33 623 Wijziging van de Wet minimumloon en minimumvakantiebijslag in verband met het van toepassing verklaren van die wet op nader bepaalde overeenkomsten van opdracht

A GEWIJZIGD VOORSTEL VAN WET

10 oktober 2013

Wij Willem-Alexander, bij de gratie Gods, Koning der Nederlanden, Prins van Oranje-Nassau, enz. enz. enz.

Allen, die deze zullen zien of horen lezen, saluut! doen te weten:

Alzo Wij in overweging genomen hebben, dat het wenselijk is de Wet minimumloon en minimumvakantiebijslag van toepassing te verklaren op bepaalde overeenkomsten van opdracht teneinde ontwijking van die wet tegen te gaan;

Zo is het, dat Wij, de Afdeling advisering van de Raad van State gehoord, en met gemeen overleg der Staten-Generaal, hebben goedgevonden en verstaan, gelijk Wij goedvinden en verstaan bij deze:

ARTIKEL I

De Wet minimumloon en minimumvakantiebijslag wordt gewijzigd als volgt:

A

Artikel 2 wordt gewijzigd als volgt:

1. Het tweede lid komt te luiden:

  • 2. Onder dienstbetrekking wordt mede verstaan de arbeidsverhouding van degene, die krachtens overeenkomst van opdracht met een ander tegen beloning:

    • a. geregeld bemiddeling verleent bij het tot stand komen van overeenkomsten van die ander, of een opdrachtgever van deze, met derden, mits hij die bemiddeling uitsluitend voor die ander verleent, het verlenen van die bemiddeling niet een voor hem bijkomstige werkzaamheid is en hij zich daarbij doorgaans niet door meer dan twee andere personen laat bijstaan; of

    • b. arbeid verricht, tenzij deze overeenkomst is aangegaan in de uitoefening van beroep of bedrijf.

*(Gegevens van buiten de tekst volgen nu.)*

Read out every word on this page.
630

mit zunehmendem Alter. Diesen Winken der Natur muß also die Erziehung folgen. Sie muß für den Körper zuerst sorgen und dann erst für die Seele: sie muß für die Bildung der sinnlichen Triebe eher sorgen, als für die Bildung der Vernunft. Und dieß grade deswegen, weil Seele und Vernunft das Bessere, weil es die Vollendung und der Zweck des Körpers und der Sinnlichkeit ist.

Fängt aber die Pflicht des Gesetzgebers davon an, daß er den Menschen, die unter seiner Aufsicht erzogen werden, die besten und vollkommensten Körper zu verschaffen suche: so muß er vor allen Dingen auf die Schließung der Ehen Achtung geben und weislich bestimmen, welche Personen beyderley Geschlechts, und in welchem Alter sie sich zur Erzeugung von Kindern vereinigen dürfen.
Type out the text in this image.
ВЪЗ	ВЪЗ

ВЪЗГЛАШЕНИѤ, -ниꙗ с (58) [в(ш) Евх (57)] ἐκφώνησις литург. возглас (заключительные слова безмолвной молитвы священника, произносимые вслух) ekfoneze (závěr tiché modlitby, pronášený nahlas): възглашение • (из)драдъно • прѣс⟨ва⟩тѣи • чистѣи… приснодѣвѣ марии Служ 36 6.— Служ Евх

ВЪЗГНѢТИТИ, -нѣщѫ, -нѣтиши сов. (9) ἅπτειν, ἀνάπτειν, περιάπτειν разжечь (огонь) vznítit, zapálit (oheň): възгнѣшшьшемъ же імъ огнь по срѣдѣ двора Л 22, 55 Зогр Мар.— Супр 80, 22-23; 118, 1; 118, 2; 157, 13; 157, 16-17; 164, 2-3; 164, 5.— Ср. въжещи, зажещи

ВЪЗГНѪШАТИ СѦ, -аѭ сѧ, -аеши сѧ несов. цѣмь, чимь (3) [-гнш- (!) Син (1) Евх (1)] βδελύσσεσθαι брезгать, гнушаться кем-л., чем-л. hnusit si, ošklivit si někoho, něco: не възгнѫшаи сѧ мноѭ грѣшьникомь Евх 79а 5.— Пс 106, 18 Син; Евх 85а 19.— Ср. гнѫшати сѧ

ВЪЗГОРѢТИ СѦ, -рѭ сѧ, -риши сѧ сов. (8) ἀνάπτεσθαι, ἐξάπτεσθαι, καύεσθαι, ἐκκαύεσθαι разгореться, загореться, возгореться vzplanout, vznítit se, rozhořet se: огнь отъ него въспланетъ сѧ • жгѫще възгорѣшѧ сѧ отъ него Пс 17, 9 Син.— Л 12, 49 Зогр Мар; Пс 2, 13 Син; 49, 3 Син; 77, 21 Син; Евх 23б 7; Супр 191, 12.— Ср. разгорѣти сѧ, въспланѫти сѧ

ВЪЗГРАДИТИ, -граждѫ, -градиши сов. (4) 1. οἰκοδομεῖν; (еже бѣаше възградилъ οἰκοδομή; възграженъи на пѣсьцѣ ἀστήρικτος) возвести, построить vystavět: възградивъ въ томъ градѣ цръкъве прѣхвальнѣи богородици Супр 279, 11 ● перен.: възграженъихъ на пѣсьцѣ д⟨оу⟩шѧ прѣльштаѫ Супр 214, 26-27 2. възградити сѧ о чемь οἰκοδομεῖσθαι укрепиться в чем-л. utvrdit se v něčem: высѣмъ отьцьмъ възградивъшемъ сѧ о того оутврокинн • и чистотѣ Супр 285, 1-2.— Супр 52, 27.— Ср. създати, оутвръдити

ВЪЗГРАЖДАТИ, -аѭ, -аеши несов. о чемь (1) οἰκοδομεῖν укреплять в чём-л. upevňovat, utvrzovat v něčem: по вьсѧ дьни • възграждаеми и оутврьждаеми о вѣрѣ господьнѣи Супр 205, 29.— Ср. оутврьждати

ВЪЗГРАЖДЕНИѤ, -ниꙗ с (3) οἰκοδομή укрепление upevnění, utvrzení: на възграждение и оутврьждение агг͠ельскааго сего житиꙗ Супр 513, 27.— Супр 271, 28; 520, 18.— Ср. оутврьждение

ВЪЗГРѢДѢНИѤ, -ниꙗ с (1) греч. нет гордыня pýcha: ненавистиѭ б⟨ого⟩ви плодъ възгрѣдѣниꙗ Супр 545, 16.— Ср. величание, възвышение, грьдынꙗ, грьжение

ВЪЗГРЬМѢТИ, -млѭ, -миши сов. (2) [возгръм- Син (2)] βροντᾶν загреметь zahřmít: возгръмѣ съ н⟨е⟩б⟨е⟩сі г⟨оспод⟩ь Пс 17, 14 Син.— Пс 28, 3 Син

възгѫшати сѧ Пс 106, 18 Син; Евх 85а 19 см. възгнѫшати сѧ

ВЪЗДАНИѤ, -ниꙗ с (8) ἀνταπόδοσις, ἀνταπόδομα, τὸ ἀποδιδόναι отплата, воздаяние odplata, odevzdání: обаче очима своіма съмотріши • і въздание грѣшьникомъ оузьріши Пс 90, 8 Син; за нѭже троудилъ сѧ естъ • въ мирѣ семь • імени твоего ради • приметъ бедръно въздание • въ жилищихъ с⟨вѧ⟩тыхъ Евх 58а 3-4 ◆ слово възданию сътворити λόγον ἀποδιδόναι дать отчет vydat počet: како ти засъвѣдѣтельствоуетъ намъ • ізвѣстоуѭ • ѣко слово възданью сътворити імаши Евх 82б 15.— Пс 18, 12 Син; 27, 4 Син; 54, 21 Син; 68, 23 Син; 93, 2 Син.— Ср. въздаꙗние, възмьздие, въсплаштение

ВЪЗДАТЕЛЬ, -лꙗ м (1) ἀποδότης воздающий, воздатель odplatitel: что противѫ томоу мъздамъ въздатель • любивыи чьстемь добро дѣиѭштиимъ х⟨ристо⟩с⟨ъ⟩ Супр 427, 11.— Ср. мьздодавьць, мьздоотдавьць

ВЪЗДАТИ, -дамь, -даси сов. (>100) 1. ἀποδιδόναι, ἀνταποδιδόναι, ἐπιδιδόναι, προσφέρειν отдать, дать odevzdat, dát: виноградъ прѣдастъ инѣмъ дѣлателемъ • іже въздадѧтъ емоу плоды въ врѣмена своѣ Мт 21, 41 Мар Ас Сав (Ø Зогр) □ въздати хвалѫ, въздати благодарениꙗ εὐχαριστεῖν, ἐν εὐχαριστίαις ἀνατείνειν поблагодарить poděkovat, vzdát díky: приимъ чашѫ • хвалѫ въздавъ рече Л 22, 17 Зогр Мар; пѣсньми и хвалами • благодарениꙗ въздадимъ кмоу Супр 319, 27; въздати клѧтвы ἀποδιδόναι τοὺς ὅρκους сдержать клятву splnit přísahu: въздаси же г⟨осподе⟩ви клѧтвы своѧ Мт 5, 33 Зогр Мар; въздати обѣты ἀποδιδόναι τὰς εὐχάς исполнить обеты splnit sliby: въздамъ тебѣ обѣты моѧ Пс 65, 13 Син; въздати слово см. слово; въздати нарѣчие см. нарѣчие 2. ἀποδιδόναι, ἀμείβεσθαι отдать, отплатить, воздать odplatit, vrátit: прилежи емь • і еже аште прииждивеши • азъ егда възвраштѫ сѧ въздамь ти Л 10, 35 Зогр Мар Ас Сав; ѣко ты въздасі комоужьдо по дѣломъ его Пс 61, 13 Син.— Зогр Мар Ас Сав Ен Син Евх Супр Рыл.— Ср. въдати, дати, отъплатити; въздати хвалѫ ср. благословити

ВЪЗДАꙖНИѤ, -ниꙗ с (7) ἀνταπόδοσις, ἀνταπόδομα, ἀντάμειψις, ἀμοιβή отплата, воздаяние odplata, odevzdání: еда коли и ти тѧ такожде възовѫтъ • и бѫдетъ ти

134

2. Het derde lid komt te luiden:

  • 3. Bij of krachtens algemene maatregel van bestuur kunnen regels worden gesteld ingevolge welke de arbeidsverhouding van degene, die tegen beloning arbeid verricht en wiens arbeidsverhouding niet reeds ingevolge het eerste of tweede lid als dienstbetrekking wordt beschouwd, doch hiermede maatschappelijk gelijk kan worden gesteld, eveneens onder dienstbetrekking wordt verstaan.

B

Artikel 3 komt te luiden:

Artikel 3

  • 1. Onder dienstbetrekking als bedoeld in artikel 2 wordt niet verstaan de arbeidsverhouding van degene, die door of vanwege het Rijk of het bevoegde gezag van een provincie, gemeente, waterschap, veenschap en veenpolder op arbeidsovereenkomst naar burgerlijk recht in dienst is genomen.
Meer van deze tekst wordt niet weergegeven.